Multivariable calculus involves dealing with functions of more than one variable. Typically, you work with functions like \( f(x, y) \) or \( z = \ln\left(\frac{x}{y}\right) \), where you have to consider how changes in multiple inputs affect the output.

This type of calculus extends single-variable calculus by allowing you to

• Compute partial derivatives, which are like regular derivatives but for one variable at a time.
• Understand surfaces and gradients, giving insight into the curvature of surfaces and their steepest ascent directions.

Understanding partial derivatives is crucial, as they provide information on how each variable separately affects the function.
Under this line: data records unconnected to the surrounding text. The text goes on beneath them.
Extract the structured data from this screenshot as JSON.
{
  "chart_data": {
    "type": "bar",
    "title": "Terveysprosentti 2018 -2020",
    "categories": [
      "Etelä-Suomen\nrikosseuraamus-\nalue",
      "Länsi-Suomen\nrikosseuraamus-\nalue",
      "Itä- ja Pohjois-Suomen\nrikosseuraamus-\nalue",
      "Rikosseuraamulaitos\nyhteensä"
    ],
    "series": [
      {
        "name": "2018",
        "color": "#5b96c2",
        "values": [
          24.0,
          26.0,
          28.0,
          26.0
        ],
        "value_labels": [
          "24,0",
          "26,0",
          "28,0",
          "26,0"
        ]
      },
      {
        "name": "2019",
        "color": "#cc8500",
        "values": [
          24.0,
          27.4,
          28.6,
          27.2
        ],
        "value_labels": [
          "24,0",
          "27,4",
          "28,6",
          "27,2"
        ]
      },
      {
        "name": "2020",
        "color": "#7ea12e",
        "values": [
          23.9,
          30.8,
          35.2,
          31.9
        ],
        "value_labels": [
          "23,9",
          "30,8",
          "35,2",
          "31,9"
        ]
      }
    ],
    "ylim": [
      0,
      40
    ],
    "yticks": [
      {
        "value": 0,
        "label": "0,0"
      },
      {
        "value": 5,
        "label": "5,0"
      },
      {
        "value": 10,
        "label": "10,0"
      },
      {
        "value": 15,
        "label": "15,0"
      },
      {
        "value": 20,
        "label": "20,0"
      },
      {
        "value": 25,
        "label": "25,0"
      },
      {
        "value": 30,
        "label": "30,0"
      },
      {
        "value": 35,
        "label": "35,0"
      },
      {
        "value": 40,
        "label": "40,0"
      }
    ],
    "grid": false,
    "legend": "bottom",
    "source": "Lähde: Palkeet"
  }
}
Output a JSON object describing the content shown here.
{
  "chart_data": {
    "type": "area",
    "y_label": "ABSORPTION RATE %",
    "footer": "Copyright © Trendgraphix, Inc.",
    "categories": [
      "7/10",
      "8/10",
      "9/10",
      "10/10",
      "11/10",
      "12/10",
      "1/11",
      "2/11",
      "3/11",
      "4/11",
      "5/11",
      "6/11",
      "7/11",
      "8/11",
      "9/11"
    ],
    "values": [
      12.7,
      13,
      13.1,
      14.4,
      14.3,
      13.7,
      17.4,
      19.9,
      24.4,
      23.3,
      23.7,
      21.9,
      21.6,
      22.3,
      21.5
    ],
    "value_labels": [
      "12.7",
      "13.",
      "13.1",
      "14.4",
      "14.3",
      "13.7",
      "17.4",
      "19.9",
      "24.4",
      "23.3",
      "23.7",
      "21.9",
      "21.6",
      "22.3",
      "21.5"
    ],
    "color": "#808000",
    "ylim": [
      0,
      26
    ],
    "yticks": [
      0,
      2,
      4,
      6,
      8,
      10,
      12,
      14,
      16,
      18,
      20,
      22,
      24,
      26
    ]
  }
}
For example, in our original exercise, finding \( \frac{\partial z}{\partial x} \) and \( \frac{\partial z}{\partial y} \) helps us understand how the ratios of \( x \) and \( y \) contribute to the value of \( z \). By treating each variable independently, you can analyze the multidimensional shape's different aspects.
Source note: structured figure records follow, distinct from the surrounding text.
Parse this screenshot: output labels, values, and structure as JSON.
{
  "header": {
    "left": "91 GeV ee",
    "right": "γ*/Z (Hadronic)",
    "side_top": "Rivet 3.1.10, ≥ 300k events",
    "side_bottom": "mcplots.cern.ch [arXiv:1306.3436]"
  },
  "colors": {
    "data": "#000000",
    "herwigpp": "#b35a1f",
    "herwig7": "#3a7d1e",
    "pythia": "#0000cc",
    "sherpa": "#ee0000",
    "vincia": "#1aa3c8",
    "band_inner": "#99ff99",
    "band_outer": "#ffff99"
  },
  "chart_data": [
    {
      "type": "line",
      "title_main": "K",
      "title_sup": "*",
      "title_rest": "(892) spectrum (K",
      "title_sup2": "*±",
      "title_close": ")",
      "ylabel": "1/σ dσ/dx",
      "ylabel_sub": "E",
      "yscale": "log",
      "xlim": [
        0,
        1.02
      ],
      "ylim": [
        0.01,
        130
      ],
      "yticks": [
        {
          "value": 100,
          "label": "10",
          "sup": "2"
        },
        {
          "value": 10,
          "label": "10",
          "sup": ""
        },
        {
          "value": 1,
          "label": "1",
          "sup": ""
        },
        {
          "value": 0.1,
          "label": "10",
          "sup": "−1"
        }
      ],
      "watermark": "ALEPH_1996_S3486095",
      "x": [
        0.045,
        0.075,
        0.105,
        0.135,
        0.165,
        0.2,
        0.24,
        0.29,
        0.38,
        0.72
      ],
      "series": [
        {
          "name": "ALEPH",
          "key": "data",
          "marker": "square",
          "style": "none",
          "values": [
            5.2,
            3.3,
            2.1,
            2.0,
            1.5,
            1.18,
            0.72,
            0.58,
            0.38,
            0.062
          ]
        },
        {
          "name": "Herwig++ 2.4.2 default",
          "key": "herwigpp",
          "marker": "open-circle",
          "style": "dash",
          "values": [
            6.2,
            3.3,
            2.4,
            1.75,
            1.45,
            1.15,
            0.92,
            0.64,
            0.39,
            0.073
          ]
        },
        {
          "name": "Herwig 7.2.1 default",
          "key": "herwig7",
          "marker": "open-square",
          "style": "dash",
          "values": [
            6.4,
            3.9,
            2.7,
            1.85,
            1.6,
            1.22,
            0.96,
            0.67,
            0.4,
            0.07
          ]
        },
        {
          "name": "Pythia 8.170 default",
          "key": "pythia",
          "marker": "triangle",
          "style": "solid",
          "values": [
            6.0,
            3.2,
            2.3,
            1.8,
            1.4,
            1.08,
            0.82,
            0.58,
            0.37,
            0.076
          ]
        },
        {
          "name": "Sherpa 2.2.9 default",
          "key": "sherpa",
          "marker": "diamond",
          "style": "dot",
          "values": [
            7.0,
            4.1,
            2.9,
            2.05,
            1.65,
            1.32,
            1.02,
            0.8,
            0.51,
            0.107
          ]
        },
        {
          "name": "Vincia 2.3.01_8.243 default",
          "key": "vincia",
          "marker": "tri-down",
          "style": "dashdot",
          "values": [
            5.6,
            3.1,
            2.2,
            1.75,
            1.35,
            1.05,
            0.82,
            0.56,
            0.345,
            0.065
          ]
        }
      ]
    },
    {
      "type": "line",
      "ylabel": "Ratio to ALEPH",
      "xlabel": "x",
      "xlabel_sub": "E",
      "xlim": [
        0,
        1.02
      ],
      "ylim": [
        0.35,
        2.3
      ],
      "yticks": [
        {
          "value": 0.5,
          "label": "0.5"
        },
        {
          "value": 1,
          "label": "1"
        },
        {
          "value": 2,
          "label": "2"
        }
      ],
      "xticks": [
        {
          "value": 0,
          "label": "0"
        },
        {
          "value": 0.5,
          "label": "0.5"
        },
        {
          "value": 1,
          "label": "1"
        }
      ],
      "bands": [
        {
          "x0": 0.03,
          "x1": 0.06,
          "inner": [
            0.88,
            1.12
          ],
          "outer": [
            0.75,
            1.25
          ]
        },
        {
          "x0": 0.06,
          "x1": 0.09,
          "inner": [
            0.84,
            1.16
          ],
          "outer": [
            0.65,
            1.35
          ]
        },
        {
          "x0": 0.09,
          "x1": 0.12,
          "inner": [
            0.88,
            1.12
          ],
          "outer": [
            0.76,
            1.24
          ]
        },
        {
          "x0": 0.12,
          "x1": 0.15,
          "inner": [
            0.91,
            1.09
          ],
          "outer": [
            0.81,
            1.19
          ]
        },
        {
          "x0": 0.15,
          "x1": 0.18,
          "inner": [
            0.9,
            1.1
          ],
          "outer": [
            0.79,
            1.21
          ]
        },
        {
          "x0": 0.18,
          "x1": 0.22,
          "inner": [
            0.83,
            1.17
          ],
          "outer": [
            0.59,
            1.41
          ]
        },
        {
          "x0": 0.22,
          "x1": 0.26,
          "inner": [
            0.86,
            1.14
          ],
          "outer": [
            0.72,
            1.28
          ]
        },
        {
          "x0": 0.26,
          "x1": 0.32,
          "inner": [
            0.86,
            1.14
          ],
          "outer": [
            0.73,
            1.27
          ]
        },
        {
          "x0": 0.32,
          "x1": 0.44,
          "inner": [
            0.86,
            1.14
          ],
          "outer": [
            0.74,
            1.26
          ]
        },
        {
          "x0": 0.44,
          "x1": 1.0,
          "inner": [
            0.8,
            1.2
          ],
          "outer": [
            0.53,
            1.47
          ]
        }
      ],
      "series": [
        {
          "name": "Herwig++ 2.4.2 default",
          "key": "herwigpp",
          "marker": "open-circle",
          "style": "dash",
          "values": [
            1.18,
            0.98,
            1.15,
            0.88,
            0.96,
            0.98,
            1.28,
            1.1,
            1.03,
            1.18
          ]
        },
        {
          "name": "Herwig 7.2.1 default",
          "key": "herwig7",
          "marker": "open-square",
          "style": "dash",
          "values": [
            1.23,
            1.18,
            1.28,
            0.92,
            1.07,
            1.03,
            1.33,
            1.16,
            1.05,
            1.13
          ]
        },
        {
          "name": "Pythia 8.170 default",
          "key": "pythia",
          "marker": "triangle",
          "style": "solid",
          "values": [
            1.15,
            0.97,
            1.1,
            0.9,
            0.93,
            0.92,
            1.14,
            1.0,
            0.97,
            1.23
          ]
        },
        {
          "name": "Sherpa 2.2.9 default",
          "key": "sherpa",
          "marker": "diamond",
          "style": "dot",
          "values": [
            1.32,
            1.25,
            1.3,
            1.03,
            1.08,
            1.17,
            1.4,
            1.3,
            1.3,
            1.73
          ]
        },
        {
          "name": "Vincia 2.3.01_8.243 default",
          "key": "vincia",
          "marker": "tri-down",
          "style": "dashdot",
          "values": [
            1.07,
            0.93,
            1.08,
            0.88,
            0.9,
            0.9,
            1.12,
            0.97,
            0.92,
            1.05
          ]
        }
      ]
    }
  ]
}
The chain rule is a fundamental tool in calculus used for differentiating compositions of functions. It helps when you have a function nested inside another, like \( f(g(x)) \). In multivariable calculus, you frequently encounter compositions involving multiple variables.
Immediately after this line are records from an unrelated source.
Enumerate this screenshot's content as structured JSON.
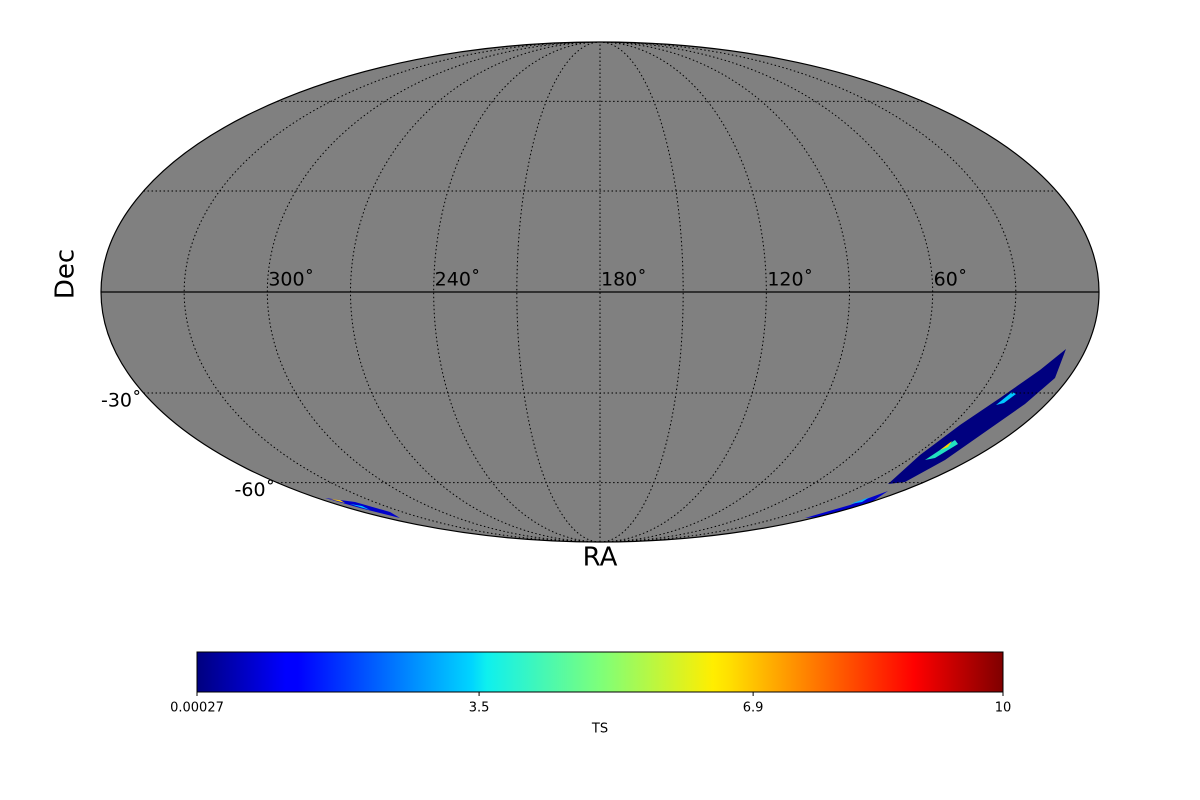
{
  "chart_data": {
    "type": "mollweide",
    "xlabel": "RA",
    "ylabel": "Dec",
    "xticks": [
      {
        "value": 300,
        "label": "300˚"
      },
      {
        "value": 240,
        "label": "240˚"
      },
      {
        "value": 180,
        "label": "180˚"
      },
      {
        "value": 120,
        "label": "120˚"
      },
      {
        "value": 60,
        "label": "60˚"
      }
    ],
    "yticks": [
      {
        "value": -30,
        "label": "-30˚"
      },
      {
        "value": -60,
        "label": "-60˚"
      }
    ],
    "background": "#808080",
    "grid": true,
    "colorbar": {
      "label": "TS",
      "lim": [
        0.00027,
        10
      ],
      "ticks": [
        0.00027,
        3.5,
        6.9,
        10
      ],
      "colormap": "jet"
    }
  }
}
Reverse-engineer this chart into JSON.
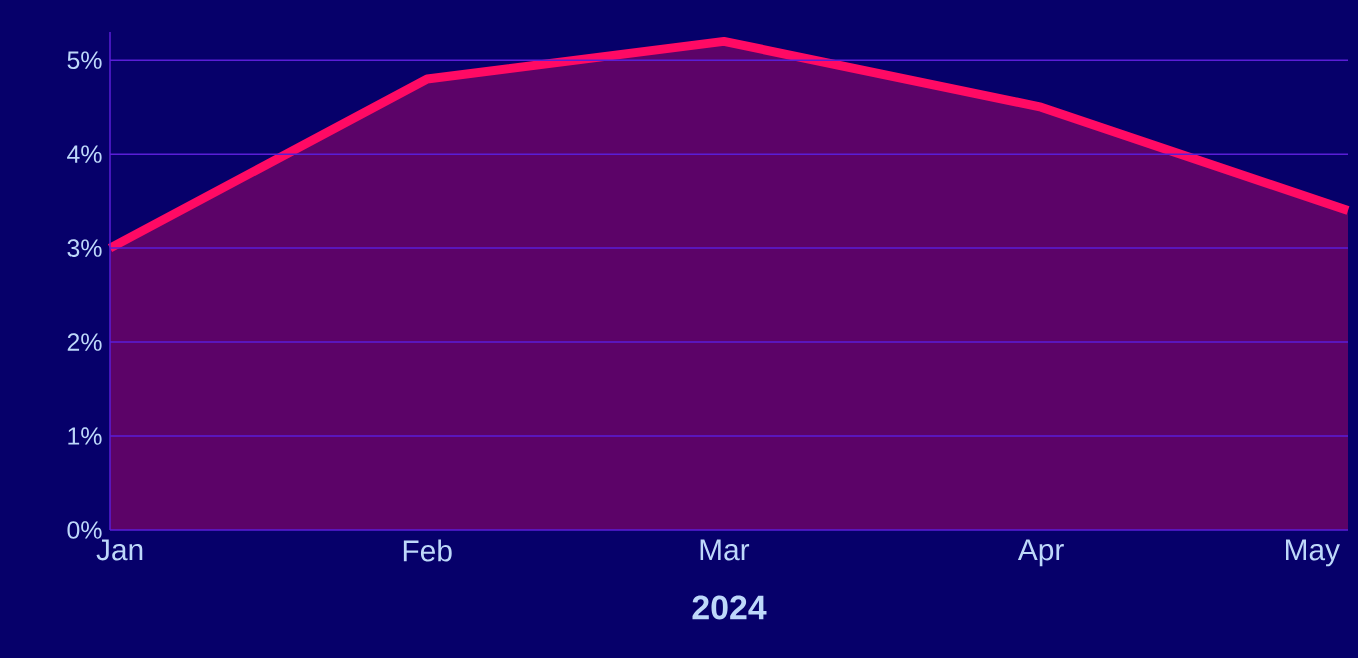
{
  "chart_data": {
    "type": "area",
    "x": [
      "2024-01",
      "2024-02",
      "2024-03",
      "2024-04",
      "2024-05"
    ],
    "series": [
      {
        "color": "#ff0a64",
        "values": [
          3.0,
          4.8,
          5.2,
          4.5,
          3.4
        ]
      }
    ],
    "xlim": [
      "2024-01",
      "2024-05"
    ],
    "xticks": [
      {
        "value": "2024-01",
        "label": "Jan"
      },
      {
        "value": "2024-02",
        "label": "Feb"
      },
      {
        "value": "2024-03",
        "label": "Mar"
      },
      {
        "value": "2024-04",
        "label": "Apr"
      },
      {
        "value": "2024-05",
        "label": "May"
      }
    ],
    "ylim": [
      0,
      5.3
    ],
    "yticks": [
      {
        "value": 0,
        "label": "0%"
      },
      {
        "value": 1,
        "label": "1%"
      },
      {
        "value": 2,
        "label": "2%"
      },
      {
        "value": 3,
        "label": "3%"
      },
      {
        "value": 4,
        "label": "4%"
      },
      {
        "value": 5,
        "label": "5%"
      }
    ],
    "grid": "y",
    "marker": "none",
    "line_style": "solid",
    "annotations": [
      "2024"
    ]
  }
}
When calculating partial derivatives for such functions, the chain rule becomes essential. In the context of our exercise, we consider the natural logarithm of a ratio, \( \ln\left(\frac{x}{y}\right) \). By applying the chain rule, we break down this complex expression into simpler parts. First, recognize that \( z = \ln\left(\frac{x}{y}\right) = \ln(x) - \ln(y) \).

• When differentiating \( \ln(x) \), we focus on how changes in \( x \) affect \( z \), resulting in \( \frac{1}{x} \) for \( \frac{\partial z}{\partial x} \).
• The chain rule provides a systematic way to find these derivatives, ensuring accuracy and clarity.

For each part of the composition, you differentiate individually and multiply by the derivative of the inner function, if necessary. This is particularly useful for capturing the nuanced dependencies in multivariable functions.

The natural logarithm, denoted by \( \ln \), is a special logarithm with the base \( e \), where \( e \) is an irrational constant approximately equal to 2.71828. It appears frequently in calculus, mathematical modeling, and real-world scenarios, particularly involving exponential growth or decay.

In calculus, the natural logarithm is appreciated for its nice derivative properties. Specifically, the derivative of \( \ln(u) \) with respect to \( u \) is \( \frac{1}{u} \). This comes extremely handy when differentiating more complex expressions involving natural logarithms.

• For example, in \( z = \ln\left(\frac{x}{y}\right) \), to find \( \frac{\partial z}{\partial y} \), recognize that you can rewrite it as \( z = \ln(x) - \ln(y) \).
• Therefore, the derivative with respect to \( y \) is the derivative of \(-\ln(y)\), resulting in \(-\frac{1}{y} \).

This influential function simplifies exponential relations and helps interpret multiplicative processes additively. It is one of the staples in both theoretical and applied mathematics.